How Game Design May Change For The Better
Game design is constantly progressing. And typically, this happens without any sort of big, sweeping changes or headline news. An emerging programming language or animation may come into play now and then, for instance, but for the most part the gaming community simply sees general forward motion. Design improves, better games follow, and the average gamer couldn’t care less about the details.
Looking ahead to the near future though, there are actually some pretty interesting developments that may help game design change for the better. They’re worth keeping in mind while we — as always — await the next great games and systems.
Greater Retro Input
The gaming community can never have too much of retro material. Last year, we brought attention to the Final Fantasy VII remake (even if teasers weren’t particularly impressive); recently we’ve seen talk of remastered Tony Hawk: Pro Skater games; and in everything from mobile stores to Xbox, PlayStation, and Nintendo online stores there are all sorts of old titles being made available. This move by developers to revisit old games has proved a popular move, and is helping the video game industry grow and find new audiences with HP reporting that the game industry will be worth $160 billion this year.
Our take as we look to how design might change in the future is that this trend toward retro comebacks is only going to intensify, and it will likely influence developers. Console and PC gaming libraries appear poised to expand, which should gradually make it easy for gamers to access a vast library of old-school favorites. These games — from original foundations of the fighting genre, to Super Mario games long out of circulation, to discontinued sports games — will almost undoubtedly attain a degree of popularity that will in turn inspire developers to work on continuations and redesigns we might not otherwise have seen.
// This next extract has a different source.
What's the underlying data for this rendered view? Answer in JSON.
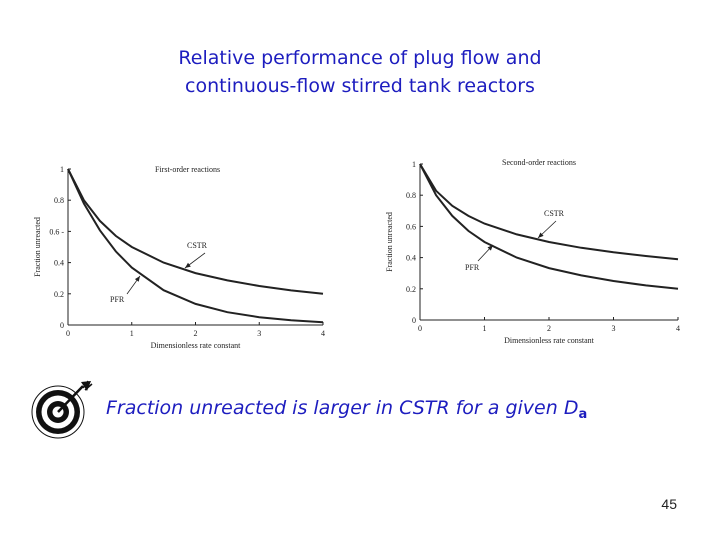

Game designers collaborate well enough already. But there’s a chance that what 2020 has done to the conventional workplace might actually result in a bit more developmental creativity. Why? Well, because as of this year traditional workplaces seem to be on the way out, and many industries appear to be moving toward semi-permanent remote work. In fact, News Break pointed to a poll that showed that only a few developers remained in their offices!
The interesting thing about this is that it actually allows for broader collaboration and more complex management of teams and tasks. While game developers are struggling to maximize productivity under new conditions, the sudden remote work era has brought about a lot of discussion about how people in different locations can effectively work together, and some of the tools involved could prove to be revolutionary for gamers. For instance, digital project management software allows teams to collaborate over distance — via file sharing, general communication, and app sharing all in a single centralized workplace.
This matters for the gaming world because it might just broaden developers’ and designers’ horizons. Cloud-based collaborative workplaces aren’t entirely new, but they are newly popular, and they give designers the chance to connect with other creators rather than just working independently, or within companies. As we see it, the transition to remote work and online projects will lead teams of developers from around the world to work with each other more frequently and more easily, ultimately resulting in all sorts of fun new games.
The Impact Of 5G
5G has been prominently featured in just about every discussion about emerging tech in the last year. Or at least, it has seemed that way. While the idea of 5G networks is usually talked about with regard to general wireless connectivity, however, or in terms of how it could benefit important industries like healthcare, rest assured it’s going to have an impact on gaming also.
Indeed, CNBC’s piece on 5G and gaming suggested that improved networks could change the industry forever. The reasoning for this somewhat bold claim is that 5G would provide the support needed to put the video game industry on the cloud — such that streaming-style services (think Netflix and Spotify) could finally be widely used for gaming.
Clearly this would represent a monumental change for the gaming industry. We might truly start subscribing to gaming streaming services rather than buying games. But there would also be an impact on developers and designers, because new games would be tailored to streaming services. Just as Netflix produces content based on research about what people might be most inclined to “binge watch,” or Spotify curates playlists based on preferences, we could expect major gaming streaming services to gradually shape what developers would look to accomplish. Games would be built to inspire repeat play and viral appeal.
Designing In VR
Finally, there’s VR to consider as it is considered the future of gaming. And we’re not just talking about the fact that designers will increasingly be working on VR games (though that’s a fair point as well). Instead, we’re talking about the idea of actually designing games within a 3D environment from the start.
VR is a natural next step in game development. The idea is actually pretty simple: Right now, gamers design 3D concepts with 2D tools. By designing in VR, they would be better able to manipulate designs and have a realistic, intuitive feel for creations. It’s possible that VR design will primarily apply to VR games, but frankly this sort of process could also be very effective in simplifying conventional game design as well.
These might be subtle changes from gamers’ perspectives. But altogether they should lead to some interesting evolution in design and development.